Find a place for a dinner suitable for the current weather in Barcelona"
{
"messages": [
{
"content": "Find place for a dinner suitable for the current weather in Barcelona",
"role": "user"
},
{
"content": [
{
"text": "Okay, let me think through this step-by-step:\n<thinking>\n1. To find a suitable place for dinner based on the current weather in Barcelona, I first need to get the current weather conditions there.\n2. I can use the \"get_weather\" tool to retrieve the weather information for Barcelona:",
"type": "text"
},
{
"id": "toolu_01Bi8u7Ducrn4ECy6mHSEp7v",
"input": {
"location": "Barcelona, Spain"
},
"name": "get_weather",
"type": "tool_use"
}
],
"role": "assistant"
},
{
"content": [
{
"content": "The weather is sunny, 20 degree",
"tool_use_id": "toolu_01Bi8u7Ducrn4ECy6mHSEp7v",
"type": "tool_result"
}
],
"role": "user"
},
{
"role": "assistant",
"content": [
{
"type": "text",
"text": "3. Since the weather is nice and sunny with moderate temperature, an outdoor / open-air dining option would be ideal.\n4. To get recommendations for restaurants with outdoor seating in Barcelona, I can use the \"get_restaurants\" tool:"
},
{
"type": "tool_use",
"id": "toolu_01MjmMU51eD9Z61XKB7xEz24",
"name": "get_restaurants",
"input": {
"location": "Barcelona, Spain"
}
}
]
},
{
"role": "user",
"content": [
{
"type": "tool_result",
"tool_use_id": "toolu_01MjmMU51eD9Z61XKB7xEz24",
"content": "\n<restaurants>\n <restaurant>\n <name>Restaurant ABC</name>\n <address>Street 111</address>\n <phone>12345678</phone>\n <website>www.restaurant1.com</website>\n <cuisine>Italian</cuisine>\n <outdoor>true</outdoor>\n </restaurant>\n <restaurant>\n <name>Restaurant XYZ</name>\n <address>Street 999</address>\n <phone>987654</phone>\n <website>www.restaurant2.com</website>\n <cuisine>French</cuisine>\n <outdoor>false</outdoor>\n </restaurant>\n</restaurants>\n"
}
]
}
],
"taskResult": {
"role": "assistant",
"stop_reason": "end_turn",
"content": [
{
"type": "text",
"text": "</thinking>\n\n<answer>\nBased on the sunny and comfortable weather in Barcelona today, an ideal dinner spot would be Restaurant ABC, which offers outdoor/open-air seating and serves Italian cuisine. The restaurant is located at Street 111, with website www.restaurant1.com and phone 12345678. Its outdoor dining area allows you to enjoy your meal while basking in the nice Barcelona weather.\n</answer>"
}
]
}
}
Summary
Creating flow with Step Functions is a pleasant experience in general.
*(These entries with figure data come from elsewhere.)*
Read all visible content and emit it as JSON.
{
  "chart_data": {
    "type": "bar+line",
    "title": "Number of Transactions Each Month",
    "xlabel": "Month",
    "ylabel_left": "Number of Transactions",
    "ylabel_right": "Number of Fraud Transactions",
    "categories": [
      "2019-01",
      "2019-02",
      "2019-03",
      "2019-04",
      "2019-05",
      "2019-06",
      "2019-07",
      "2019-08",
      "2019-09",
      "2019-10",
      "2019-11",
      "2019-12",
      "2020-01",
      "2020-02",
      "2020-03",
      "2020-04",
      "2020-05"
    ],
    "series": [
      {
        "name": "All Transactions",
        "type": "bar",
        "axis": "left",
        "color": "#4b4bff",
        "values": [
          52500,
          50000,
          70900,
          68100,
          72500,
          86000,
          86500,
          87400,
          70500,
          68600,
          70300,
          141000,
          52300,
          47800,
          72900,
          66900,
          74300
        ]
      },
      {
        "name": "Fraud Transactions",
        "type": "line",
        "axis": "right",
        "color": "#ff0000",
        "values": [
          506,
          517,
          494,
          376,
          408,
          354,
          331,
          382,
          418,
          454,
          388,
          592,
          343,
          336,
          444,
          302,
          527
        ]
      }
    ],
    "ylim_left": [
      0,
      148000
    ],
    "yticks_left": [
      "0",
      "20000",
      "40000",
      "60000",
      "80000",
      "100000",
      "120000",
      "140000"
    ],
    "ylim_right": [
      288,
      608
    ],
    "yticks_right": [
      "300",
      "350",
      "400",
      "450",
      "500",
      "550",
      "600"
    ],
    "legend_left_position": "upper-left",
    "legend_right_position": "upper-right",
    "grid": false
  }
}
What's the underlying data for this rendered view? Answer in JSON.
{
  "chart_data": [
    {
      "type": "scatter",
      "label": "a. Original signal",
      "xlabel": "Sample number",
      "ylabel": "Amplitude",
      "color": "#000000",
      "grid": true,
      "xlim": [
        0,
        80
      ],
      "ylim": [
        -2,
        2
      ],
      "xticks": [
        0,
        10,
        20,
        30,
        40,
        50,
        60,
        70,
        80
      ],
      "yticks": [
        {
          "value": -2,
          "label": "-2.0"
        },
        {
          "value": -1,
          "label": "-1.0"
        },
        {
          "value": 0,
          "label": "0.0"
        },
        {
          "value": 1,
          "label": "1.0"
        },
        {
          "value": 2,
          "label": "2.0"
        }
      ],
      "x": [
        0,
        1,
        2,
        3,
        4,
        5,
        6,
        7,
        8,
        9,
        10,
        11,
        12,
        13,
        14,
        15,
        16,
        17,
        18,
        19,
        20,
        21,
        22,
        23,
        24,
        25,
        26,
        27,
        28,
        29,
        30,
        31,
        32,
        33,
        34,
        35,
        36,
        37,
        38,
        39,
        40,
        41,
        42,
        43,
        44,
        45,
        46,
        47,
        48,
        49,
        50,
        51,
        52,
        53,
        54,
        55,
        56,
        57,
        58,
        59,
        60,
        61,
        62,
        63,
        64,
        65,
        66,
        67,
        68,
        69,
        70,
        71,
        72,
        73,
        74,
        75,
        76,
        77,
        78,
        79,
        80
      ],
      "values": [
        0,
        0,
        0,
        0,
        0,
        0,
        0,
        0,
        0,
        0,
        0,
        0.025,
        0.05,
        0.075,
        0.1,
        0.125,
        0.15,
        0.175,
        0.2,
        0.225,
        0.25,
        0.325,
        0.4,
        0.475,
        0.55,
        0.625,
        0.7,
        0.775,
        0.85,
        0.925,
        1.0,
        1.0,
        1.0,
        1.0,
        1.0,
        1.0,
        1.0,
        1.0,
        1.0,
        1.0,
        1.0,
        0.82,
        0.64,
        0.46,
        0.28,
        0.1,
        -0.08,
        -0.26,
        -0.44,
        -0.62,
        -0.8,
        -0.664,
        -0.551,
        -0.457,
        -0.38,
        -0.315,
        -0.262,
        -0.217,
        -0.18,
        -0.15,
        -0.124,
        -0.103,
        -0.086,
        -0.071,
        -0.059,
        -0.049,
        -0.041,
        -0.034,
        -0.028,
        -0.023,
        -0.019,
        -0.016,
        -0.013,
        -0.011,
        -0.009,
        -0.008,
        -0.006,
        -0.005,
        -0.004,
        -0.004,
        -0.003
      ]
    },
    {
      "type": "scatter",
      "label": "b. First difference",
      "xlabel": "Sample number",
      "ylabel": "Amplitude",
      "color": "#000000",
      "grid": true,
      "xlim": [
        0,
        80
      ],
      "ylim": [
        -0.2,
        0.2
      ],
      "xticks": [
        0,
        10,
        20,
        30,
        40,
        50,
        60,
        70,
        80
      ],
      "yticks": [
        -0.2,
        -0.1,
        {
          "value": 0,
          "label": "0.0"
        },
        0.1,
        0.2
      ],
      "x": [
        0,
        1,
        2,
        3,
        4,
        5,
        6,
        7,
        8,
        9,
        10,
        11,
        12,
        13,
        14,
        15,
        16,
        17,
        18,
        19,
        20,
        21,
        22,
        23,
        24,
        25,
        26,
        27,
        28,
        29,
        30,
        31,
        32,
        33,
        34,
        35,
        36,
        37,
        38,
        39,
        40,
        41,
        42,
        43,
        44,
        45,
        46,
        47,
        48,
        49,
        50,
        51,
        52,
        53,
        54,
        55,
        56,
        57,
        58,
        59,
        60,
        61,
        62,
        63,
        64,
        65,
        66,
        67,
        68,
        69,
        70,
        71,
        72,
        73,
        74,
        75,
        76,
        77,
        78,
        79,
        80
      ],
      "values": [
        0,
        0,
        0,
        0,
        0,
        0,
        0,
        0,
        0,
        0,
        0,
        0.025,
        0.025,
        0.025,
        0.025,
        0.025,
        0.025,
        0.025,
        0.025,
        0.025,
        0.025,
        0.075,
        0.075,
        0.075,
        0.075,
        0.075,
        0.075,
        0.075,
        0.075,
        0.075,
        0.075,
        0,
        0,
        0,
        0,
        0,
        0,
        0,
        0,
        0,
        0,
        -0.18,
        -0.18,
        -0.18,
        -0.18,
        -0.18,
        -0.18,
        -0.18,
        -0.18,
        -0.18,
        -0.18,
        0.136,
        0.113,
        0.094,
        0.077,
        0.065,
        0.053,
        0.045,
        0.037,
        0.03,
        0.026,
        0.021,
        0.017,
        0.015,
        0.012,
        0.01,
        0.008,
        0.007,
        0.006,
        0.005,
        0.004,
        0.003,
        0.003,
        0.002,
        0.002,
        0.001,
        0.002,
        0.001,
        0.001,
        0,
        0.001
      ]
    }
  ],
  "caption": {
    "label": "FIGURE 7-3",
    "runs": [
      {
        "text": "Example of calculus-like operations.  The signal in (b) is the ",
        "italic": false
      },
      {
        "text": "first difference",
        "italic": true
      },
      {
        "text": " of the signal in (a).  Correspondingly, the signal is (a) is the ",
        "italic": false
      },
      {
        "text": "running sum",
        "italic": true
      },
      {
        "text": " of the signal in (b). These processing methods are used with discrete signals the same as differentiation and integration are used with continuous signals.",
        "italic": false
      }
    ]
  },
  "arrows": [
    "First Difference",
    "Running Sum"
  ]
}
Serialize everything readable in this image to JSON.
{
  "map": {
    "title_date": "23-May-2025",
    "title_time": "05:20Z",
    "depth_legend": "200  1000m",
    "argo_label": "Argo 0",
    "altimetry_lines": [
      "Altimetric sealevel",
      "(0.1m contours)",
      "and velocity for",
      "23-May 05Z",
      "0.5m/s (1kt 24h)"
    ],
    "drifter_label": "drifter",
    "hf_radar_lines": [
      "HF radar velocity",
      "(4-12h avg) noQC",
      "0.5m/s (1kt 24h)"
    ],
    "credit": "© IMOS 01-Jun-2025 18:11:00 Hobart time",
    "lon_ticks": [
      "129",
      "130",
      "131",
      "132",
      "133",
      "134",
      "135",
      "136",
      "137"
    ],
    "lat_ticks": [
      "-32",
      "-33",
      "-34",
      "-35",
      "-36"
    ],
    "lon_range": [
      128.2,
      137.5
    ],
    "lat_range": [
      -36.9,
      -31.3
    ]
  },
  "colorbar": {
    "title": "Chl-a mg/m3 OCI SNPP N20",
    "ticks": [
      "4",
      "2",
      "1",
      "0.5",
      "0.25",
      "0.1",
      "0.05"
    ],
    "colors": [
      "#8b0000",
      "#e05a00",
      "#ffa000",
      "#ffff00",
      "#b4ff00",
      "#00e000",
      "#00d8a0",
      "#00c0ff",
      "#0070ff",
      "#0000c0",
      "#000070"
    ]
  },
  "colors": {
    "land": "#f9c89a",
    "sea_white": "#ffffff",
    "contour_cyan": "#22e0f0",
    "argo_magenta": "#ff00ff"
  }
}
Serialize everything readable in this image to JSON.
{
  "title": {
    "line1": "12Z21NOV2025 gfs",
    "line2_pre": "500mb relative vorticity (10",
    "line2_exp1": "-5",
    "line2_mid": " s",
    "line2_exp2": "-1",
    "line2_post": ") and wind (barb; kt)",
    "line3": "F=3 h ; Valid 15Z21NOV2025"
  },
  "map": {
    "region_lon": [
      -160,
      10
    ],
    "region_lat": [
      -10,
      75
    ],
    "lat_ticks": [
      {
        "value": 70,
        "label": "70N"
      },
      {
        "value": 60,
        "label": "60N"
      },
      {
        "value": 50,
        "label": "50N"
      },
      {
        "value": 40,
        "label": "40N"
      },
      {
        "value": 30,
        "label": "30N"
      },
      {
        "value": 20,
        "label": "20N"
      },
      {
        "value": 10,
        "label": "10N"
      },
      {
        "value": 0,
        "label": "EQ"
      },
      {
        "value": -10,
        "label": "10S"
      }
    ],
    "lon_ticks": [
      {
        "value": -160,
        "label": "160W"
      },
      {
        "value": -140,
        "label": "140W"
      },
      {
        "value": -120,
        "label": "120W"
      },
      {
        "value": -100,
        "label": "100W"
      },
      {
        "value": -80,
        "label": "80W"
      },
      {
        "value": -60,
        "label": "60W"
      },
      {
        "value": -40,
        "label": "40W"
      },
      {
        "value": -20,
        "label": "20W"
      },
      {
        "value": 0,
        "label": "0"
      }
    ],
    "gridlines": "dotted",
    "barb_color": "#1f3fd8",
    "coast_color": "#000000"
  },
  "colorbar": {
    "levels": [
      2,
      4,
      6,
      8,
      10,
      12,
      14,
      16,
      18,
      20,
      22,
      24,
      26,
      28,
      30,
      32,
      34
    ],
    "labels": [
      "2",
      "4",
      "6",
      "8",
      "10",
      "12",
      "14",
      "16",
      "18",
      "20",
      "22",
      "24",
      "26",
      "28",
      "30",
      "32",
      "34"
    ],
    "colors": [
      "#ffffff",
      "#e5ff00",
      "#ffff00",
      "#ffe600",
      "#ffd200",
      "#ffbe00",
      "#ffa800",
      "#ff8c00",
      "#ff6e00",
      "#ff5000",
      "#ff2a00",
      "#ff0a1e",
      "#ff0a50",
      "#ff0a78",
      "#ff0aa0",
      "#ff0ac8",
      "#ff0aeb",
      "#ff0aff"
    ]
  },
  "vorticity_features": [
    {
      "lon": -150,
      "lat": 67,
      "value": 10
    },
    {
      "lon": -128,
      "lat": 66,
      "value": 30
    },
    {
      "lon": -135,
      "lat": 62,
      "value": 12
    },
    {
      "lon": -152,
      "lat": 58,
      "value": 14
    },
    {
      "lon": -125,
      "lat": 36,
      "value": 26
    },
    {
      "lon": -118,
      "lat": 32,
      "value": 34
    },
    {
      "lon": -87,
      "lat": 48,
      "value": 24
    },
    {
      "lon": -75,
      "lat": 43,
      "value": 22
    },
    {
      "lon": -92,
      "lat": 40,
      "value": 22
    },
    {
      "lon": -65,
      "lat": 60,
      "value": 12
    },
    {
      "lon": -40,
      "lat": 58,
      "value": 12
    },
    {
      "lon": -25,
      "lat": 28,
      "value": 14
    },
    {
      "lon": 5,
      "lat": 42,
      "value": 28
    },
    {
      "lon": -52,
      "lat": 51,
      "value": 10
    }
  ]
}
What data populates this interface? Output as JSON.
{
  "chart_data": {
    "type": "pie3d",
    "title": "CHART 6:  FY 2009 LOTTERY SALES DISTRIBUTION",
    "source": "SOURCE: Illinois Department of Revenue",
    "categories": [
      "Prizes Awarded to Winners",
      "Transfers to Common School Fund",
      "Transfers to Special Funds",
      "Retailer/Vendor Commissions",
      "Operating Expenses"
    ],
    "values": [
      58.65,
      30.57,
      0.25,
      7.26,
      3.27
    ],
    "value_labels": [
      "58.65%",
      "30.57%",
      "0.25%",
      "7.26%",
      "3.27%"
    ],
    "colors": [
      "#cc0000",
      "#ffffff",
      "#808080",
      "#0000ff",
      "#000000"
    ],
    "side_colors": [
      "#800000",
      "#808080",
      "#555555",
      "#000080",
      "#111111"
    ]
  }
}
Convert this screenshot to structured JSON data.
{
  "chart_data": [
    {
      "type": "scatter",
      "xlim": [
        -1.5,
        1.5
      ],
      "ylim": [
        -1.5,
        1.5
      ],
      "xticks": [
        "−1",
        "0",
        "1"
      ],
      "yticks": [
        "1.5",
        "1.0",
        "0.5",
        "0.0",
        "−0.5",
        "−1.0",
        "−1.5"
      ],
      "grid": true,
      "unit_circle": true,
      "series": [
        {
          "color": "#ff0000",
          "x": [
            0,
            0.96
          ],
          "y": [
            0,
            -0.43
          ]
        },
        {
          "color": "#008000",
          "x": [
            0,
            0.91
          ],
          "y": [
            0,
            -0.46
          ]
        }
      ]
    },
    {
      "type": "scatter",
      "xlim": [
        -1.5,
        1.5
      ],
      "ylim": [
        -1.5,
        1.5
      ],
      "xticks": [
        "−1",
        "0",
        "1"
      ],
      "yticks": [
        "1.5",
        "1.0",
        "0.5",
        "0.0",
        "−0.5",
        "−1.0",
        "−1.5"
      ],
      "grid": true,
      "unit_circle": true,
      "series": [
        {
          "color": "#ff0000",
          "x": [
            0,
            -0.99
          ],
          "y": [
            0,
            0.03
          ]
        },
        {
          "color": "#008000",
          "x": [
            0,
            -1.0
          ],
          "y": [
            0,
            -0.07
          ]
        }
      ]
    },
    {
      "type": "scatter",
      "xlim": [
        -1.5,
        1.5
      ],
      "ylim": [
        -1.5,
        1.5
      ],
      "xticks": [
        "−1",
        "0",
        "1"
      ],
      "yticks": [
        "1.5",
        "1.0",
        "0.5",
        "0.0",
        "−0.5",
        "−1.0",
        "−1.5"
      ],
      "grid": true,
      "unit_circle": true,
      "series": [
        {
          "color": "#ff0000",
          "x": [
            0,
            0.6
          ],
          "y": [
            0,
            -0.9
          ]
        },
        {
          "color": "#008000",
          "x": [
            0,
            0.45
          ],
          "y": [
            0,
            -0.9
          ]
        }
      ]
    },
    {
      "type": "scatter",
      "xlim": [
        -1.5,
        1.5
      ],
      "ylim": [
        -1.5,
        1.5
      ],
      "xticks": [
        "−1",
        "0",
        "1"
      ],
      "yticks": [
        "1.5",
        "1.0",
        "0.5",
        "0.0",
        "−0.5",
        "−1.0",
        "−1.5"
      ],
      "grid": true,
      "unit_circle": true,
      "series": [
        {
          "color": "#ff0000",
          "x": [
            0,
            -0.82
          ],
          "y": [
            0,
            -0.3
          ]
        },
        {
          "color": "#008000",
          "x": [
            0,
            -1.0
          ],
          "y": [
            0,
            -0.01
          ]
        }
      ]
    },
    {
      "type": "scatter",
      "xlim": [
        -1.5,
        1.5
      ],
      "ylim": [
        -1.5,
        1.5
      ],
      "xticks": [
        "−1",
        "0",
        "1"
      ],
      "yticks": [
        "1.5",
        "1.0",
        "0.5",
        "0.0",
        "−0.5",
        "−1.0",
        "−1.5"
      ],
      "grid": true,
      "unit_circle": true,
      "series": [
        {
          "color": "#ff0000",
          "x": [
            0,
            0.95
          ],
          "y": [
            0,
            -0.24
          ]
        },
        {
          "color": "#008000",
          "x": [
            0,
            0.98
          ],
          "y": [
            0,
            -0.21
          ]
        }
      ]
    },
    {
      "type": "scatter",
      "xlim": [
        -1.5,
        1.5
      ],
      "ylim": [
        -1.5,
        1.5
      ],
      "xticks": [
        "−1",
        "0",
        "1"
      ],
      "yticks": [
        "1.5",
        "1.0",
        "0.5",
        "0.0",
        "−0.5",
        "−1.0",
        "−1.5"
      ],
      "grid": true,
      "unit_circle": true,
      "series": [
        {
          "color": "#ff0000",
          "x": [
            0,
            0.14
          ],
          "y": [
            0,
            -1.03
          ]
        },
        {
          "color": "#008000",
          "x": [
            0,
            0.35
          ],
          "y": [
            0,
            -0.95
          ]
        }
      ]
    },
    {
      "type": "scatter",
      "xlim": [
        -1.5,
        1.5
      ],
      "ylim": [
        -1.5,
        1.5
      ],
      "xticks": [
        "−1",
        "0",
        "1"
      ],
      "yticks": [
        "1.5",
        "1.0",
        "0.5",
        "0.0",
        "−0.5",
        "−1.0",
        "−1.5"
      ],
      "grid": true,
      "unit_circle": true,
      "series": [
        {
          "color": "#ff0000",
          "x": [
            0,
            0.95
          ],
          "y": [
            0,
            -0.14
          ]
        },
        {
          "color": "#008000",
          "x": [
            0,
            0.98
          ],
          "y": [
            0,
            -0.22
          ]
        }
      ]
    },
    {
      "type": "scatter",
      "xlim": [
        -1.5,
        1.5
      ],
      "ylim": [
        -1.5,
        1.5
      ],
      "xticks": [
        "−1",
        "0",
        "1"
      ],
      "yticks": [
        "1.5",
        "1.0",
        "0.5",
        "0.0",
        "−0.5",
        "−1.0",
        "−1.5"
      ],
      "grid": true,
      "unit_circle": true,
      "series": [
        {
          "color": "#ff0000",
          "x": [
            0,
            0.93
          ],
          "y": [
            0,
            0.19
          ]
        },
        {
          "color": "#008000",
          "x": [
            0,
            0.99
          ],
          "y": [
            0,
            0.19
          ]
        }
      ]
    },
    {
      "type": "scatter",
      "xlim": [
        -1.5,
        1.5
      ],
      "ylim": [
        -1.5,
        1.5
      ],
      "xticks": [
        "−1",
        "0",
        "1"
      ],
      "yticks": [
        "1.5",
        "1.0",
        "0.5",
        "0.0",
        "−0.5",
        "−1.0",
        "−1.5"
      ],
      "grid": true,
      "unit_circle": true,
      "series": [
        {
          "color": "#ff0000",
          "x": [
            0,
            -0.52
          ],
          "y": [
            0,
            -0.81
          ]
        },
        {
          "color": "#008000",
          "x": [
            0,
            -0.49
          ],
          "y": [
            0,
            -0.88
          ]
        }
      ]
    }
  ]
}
For this simple example, the prepared flow is straightforward but in a more realistic environment, there would be more steps.
The potential limitation is the size of the output which can be passed between tasks, but it could be overcome with the utilization of S3 (native Step Functions integration with Bedrock does it automatically)
It is great to see more structured output from the model. Of course, we can prompt the model to use XML tags in the response, but I wouldn't rely on this. New Anthropic APIs help with handling the flow.
Even though the overall solution looks just like every standard system, it is not deterministic by any meaning. The same query for different cities might result in a totally different response. Sometimes the model decides that it has enough information to provide the response, and sometimes it refuses to answer. It's worth keeping this in mind.
As for picking Claude 3 models, I was impressed by the results provided by Sonnet. The biggest one - Opus (which is not a surprise) does much better, especially when it comes to reasoning about its own decisions. In my case, Haiku failed to use tools in the meaningful way.